As recently as 2003, a similar epidemic swept through the capital of Sudan, where hundreds of men became convinced their penises would melt if they came into contact with Zionists trying to wipe them out. Word of the disease spread through the media and text messaging. One local columnist advised readers to avoid "a dark-skinned man" who was spreading the disease. Others thought the disease was passed through verbal curses or an electronic "robot" comb.

Similar mass outbreaks have occurred in the United States.

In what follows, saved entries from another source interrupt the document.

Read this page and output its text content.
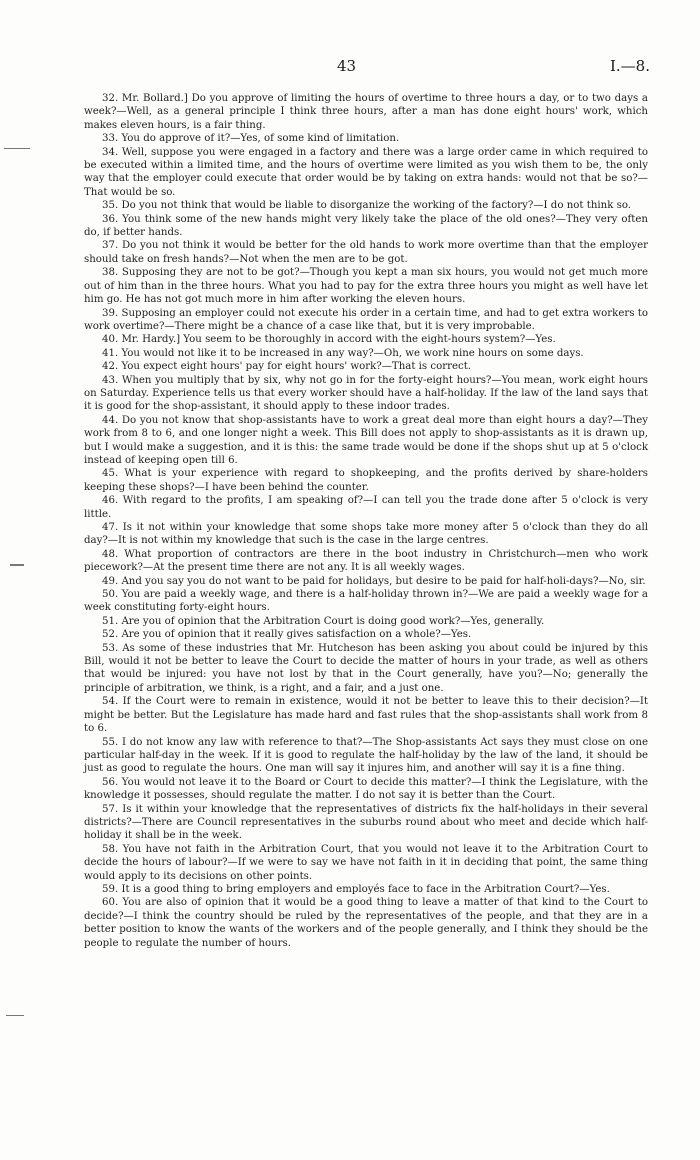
43	I.—8.

32. Mr. Bollard.] Do you approve of limiting the hours of overtime to three hours a day, or to two days a week?—Well, as a general principle I think three hours, after a man has done eight hours' work, which makes eleven hours, is a fair thing.

33. You do approve of it?—Yes, of some kind of limitation.

34. Well, suppose you were engaged in a factory and there was a large order came in which required to be executed within a limited time, and the hours of overtime were limited as you wish them to be, the only way that the employer could execute that order would be by taking on extra hands: would not that be so?—That would be so.

35. Do you not think that would be liable to disorganize the working of the factory?—I do not think so.

36. You think some of the new hands might very likely take the place of the old ones?—They very often do, if better hands.

37. Do you not think it would be better for the old hands to work more overtime than that the employer should take on fresh hands?—Not when the men are to be got.

38. Supposing they are not to be got?—Though you kept a man six hours, you would not get much more out of him than in the three hours. What you had to pay for the extra three hours you might as well have let him go. He has not got much more in him after working the eleven hours.

39. Supposing an employer could not execute his order in a certain time, and had to get extra workers to work overtime?—There might be a chance of a case like that, but it is very improbable.

40. Mr. Hardy.] You seem to be thoroughly in accord with the eight-hours system?—Yes.

41. You would not like it to be increased in any way?—Oh, we work nine hours on some days.

42. You expect eight hours' pay for eight hours' work?—That is correct.

43. When you multiply that by six, why not go in for the forty-eight hours?—You mean, work eight hours on Saturday. Experience tells us that every worker should have a half-holiday. If the law of the land says that it is good for the shop-assistant, it should apply to these indoor trades.

44. Do you not know that shop-assistants have to work a great deal more than eight hours a day?—They work from 8 to 6, and one longer night a week. This Bill does not apply to shop-assistants as it is drawn up, but I would make a suggestion, and it is this: the same trade would be done if the shops shut up at 5 o'clock instead of keeping open till 6.

45. What is your experience with regard to shopkeeping, and the profits derived by share-holders keeping these shops?—I have been behind the counter.

46. With regard to the profits, I am speaking of?—I can tell you the trade done after 5 o'clock is very little.

47. Is it not within your knowledge that some shops take more money after 5 o'clock than they do all day?—It is not within my knowledge that such is the case in the large centres.

48. What proportion of contractors are there in the boot industry in Christchurch—men who work piecework?—At the present time there are not any. It is all weekly wages.

49. And you say you do not want to be paid for holidays, but desire to be paid for half-holi-days?—No, sir.

50. You are paid a weekly wage, and there is a half-holiday thrown in?—We are paid a weekly wage for a week constituting forty-eight hours.

51. Are you of opinion that the Arbitration Court is doing good work?—Yes, generally.

52. Are you of opinion that it really gives satisfaction on a whole?—Yes.

53. As some of these industries that Mr. Hutcheson has been asking you about could be injured by this Bill, would it not be better to leave the Court to decide the matter of hours in your trade, as well as others that would be injured: you have not lost by that in the Court generally, have you?—No; generally the principle of arbitration, we think, is a right, and a fair, and a just one.

54. If the Court were to remain in existence, would it not be better to leave this to their decision?—It might be better. But the Legislature has made hard and fast rules that the shop-assistants shall work from 8 to 6.

55. I do not know any law with reference to that?—The Shop-assistants Act says they must close on one particular half-day in the week. If it is good to regulate the half-holiday by the law of the land, it should be just as good to regulate the hours. One man will say it injures him, and another will say it is a fine thing.

56. You would not leave it to the Board or Court to decide this matter?—I think the Legislature, with the knowledge it possesses, should regulate the matter. I do not say it is better than the Court.

57. Is it within your knowledge that the representatives of districts fix the half-holidays in their several districts?—There are Council representatives in the suburbs round about who meet and decide which half-holiday it shall be in the week.

58. You have not faith in the Arbitration Court, that you would not leave it to the Arbitration Court to decide the hours of labour?—If we were to say we have not faith in it in deciding that point, the same thing would apply to its decisions on other points.

59. It is a good thing to bring employers and employés face to face in the Arbitration Court?—Yes.

60. You are also of opinion that it would be a good thing to leave a matter of that kind to the Court to decide?—I think the country should be ruled by the representatives of the people, and that they are in a better position to know the wants of the workers and of the people generally, and I think they should be the people to regulate the number of hours.
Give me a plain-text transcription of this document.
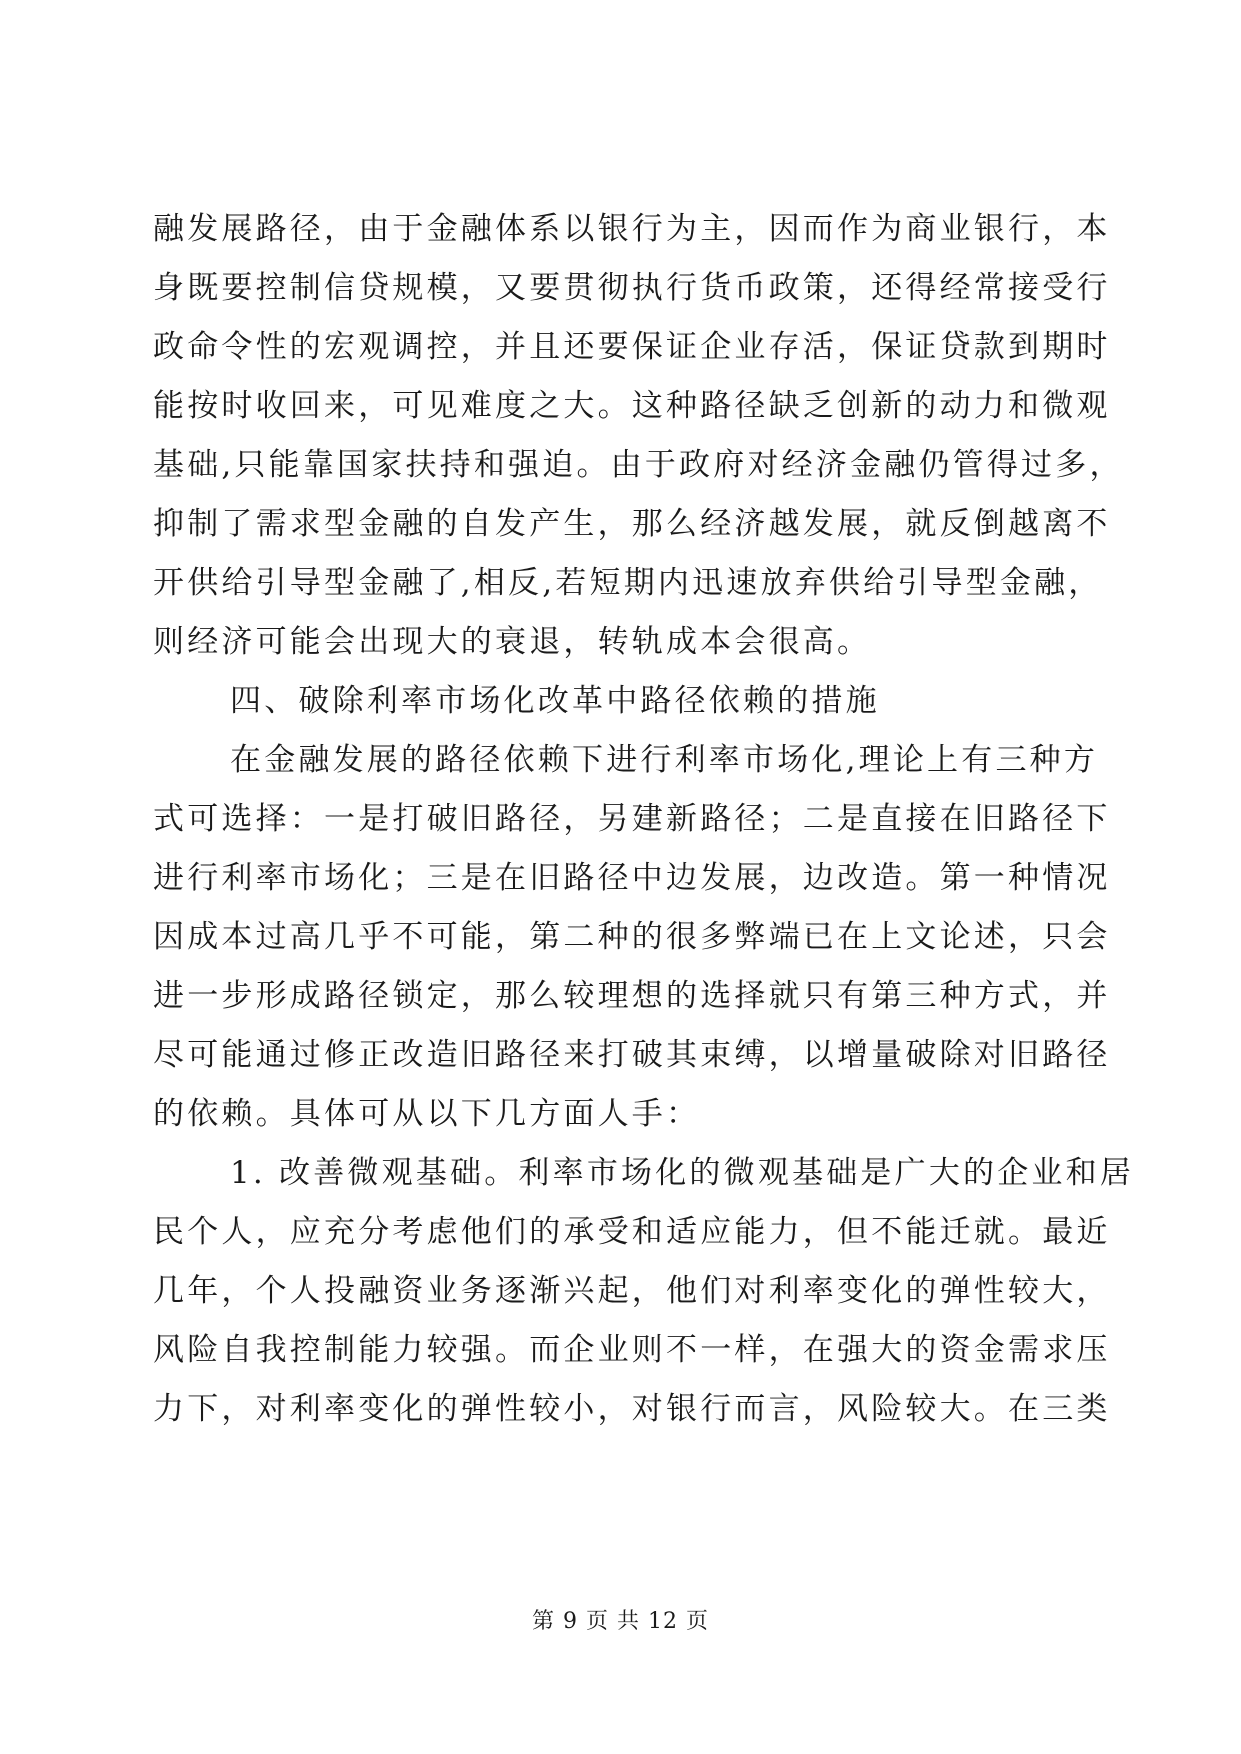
融发展路径，由于金融体系以银行为主，因而作为商业银行，本
身既要控制信贷规模，又要贯彻执行货币政策，还得经常接受行
政命令性的宏观调控，并且还要保证企业存活，保证贷款到期时
能按时收回来，可见难度之大。这种路径缺乏创新的动力和微观
基础,只能靠国家扶持和强迫。由于政府对经济金融仍管得过多，
抑制了需求型金融的自发产生，那么经济越发展，就反倒越离不
开供给引导型金融了,相反,若短期内迅速放弃供给引导型金融，
则经济可能会出现大的衰退，转轨成本会很高。
四、破除利率市场化改革中路径依赖的措施
在金融发展的路径依赖下进行利率市场化,理论上有三种方
式可选择：一是打破旧路径，另建新路径；二是直接在旧路径下
进行利率市场化；三是在旧路径中边发展，边改造。第一种情况
因成本过高几乎不可能，第二种的很多弊端已在上文论述，只会
进一步形成路径锁定，那么较理想的选择就只有第三种方式，并
尽可能通过修正改造旧路径来打破其束缚，以增量破除对旧路径
的依赖。具体可从以下几方面人手：
1. 改善微观基础。利率市场化的微观基础是广大的企业和居
民个人，应充分考虑他们的承受和适应能力，但不能迁就。最近
几年，个人投融资业务逐渐兴起，他们对利率变化的弹性较大，
风险自我控制能力较强。而企业则不一样，在强大的资金需求压
力下，对利率变化的弹性较小，对银行而言，风险较大。在三类
第 9 页 共 12 页
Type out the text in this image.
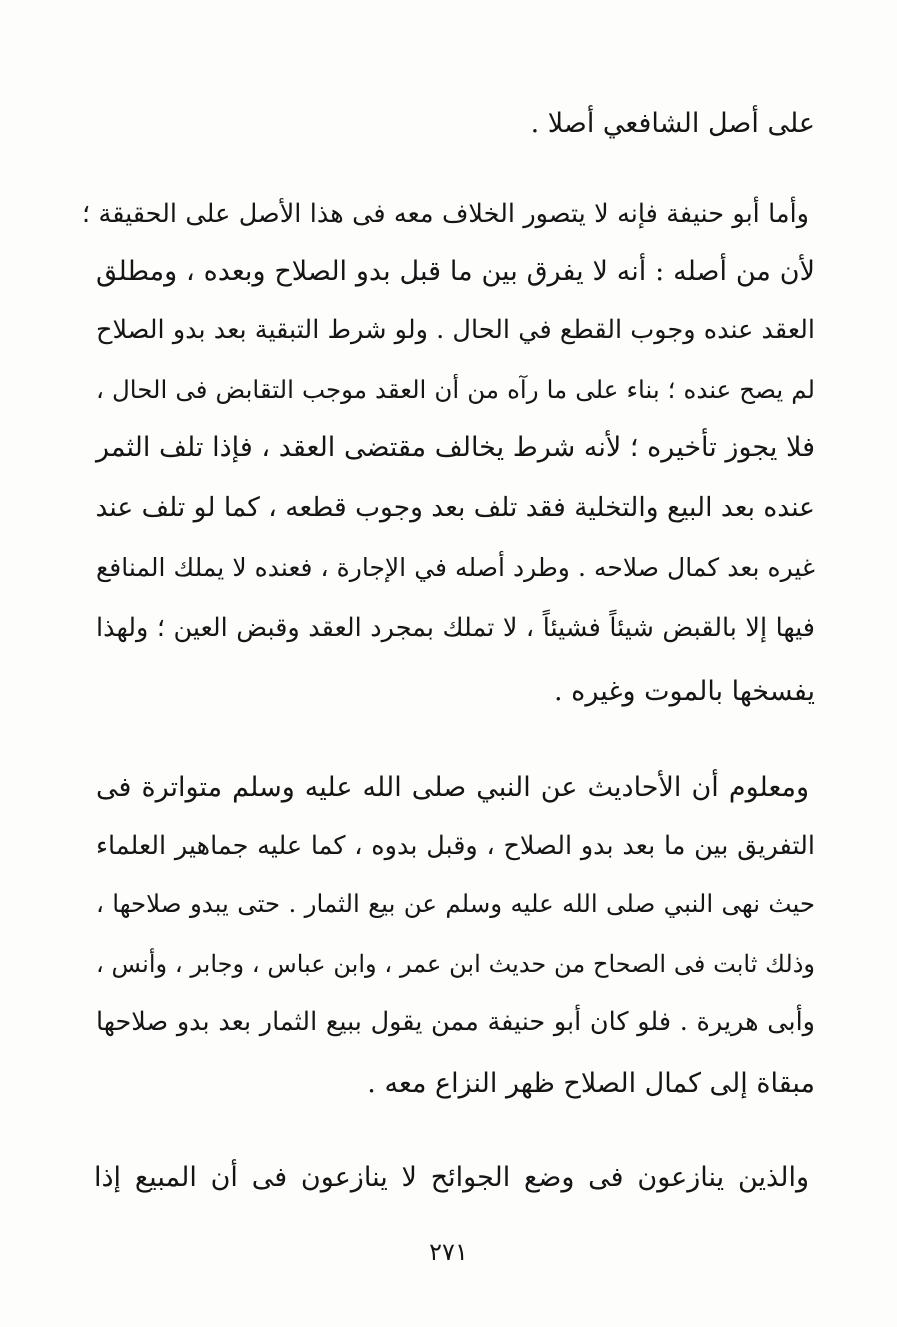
على أصل الشافعي أصلا .
وأما أبو حنيفة فإنه لا يتصور الخلاف معه فى هذا الأصل على الحقيقة ؛
لأن من أصله : أنه لا يفرق بين ما قبل بدو الصلاح وبعده ، ومطلق
العقد عنده وجوب القطع في الحال . ولو شرط التبقية بعد بدو الصلاح
لم يصح عنده ؛ بناء على ما رآه من أن العقد موجب التقابض فى الحال ،
فلا يجوز تأخيره ؛ لأنه شرط يخالف مقتضى العقد ، فإذا تلف الثمر
عنده بعد البيع والتخلية فقد تلف بعد وجوب قطعه ، كما لو تلف عند
غيره بعد كمال صلاحه . وطرد أصله في الإجارة ، فعنده لا يملك المنافع
فيها إلا بالقبض شيئاً فشيئاً ، لا تملك بمجرد العقد وقبض العين ؛ ولهذا
يفسخها بالموت وغيره .
ومعلوم أن الأحاديث عن النبي صلى الله عليه وسلم متواترة فى
التفريق بين ما بعد بدو الصلاح ، وقبل بدوه ، كما عليه جماهير العلماء
حيث نهى النبي صلى الله عليه وسلم عن بيع الثمار . حتى يبدو صلاحها ،
وذلك ثابت فى الصحاح من حديث ابن عمر ، وابن عباس ، وجابر ، وأنس ،
وأبى هريرة . فلو كان أبو حنيفة ممن يقول ببيع الثمار بعد بدو صلاحها
مبقاة إلى كمال الصلاح ظهر النزاع معه .
والذين ينازعون فى وضع الجوائح لا ينازعون فى أن المبيع إذا
٢٧١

In the summer of 2002, the New York Times Magazine ran a story about a mysterious skin rash that appeared at more than two dozen elementary and middle schools across the country in the months after September 11. The rash would typically disappear the moment the kids got home from school.

But there were also other questions. Why did more girls than boys catch it? Why weren't parents and siblings catching it? And above all, what was causing it? Health officials ran blood tests that were inconclusive. Environmental investigators couldn't find asbestos or chemical spills or anything else that would cause the rash.

The Times story, titled "Hysteria Hysteria," speculated that the outbreak may have had something to do with the anthrax paranoia after September 11. Rumors spread that the rashes were caused by a terrorist attack cover-up or through donated books on Islam. Others traced the outbreak back to chemtrails from airplanes, a theory that would later be used to explain Morgellons.

One of the experts quoted in the story was Tim Jones, an epidemiologist from the Tennessee Department of Health who studied a similar rash outbreak there. In that case, Jones concluded that the rashes were an example of mass psychogenic illness, a condition that could affect anyone, regardless of age or education. Sick Building Syndrome, for example, is surprisingly common, Jones says. The illness is spread through the power of suggestion. Someone at work smells something and wonders if natural gas is leaking. Word spreads, and before long, everyone in the office feels sick.

"It's a very hard thing to explain to people because their symptoms aren't fake," Jones says. "Their symptoms are real. They are fainting, vomiting, hyperventilating, their heart rate is beating fast. They're not faking that stuff. They're real symptoms. The issue is, what's the genesis of the symptoms?"

Jones doesn't think Morgellons is a mass psychogenic illness, however, because there's no such thing as a Morgellons outbreak. "You know, 50 people don't go to work and get hit with Morgellons," he says. Instead, the disease hits one person at a time. But there may be a similarity between the two in how hysteria--fueled by message boards, Web sites and the media--causes the diseases to spread. Many Morgellons sufferers say they never knew they had the disease until they saw it on television. A San Antonio television reporter who did a story on Morgellons in May had trouble finding interview subjects for her first piece on the subject. But after the segment aired, she was swamped with calls from people who thought they had the disease. Finding people to interview for a follow-up story was no problem at all.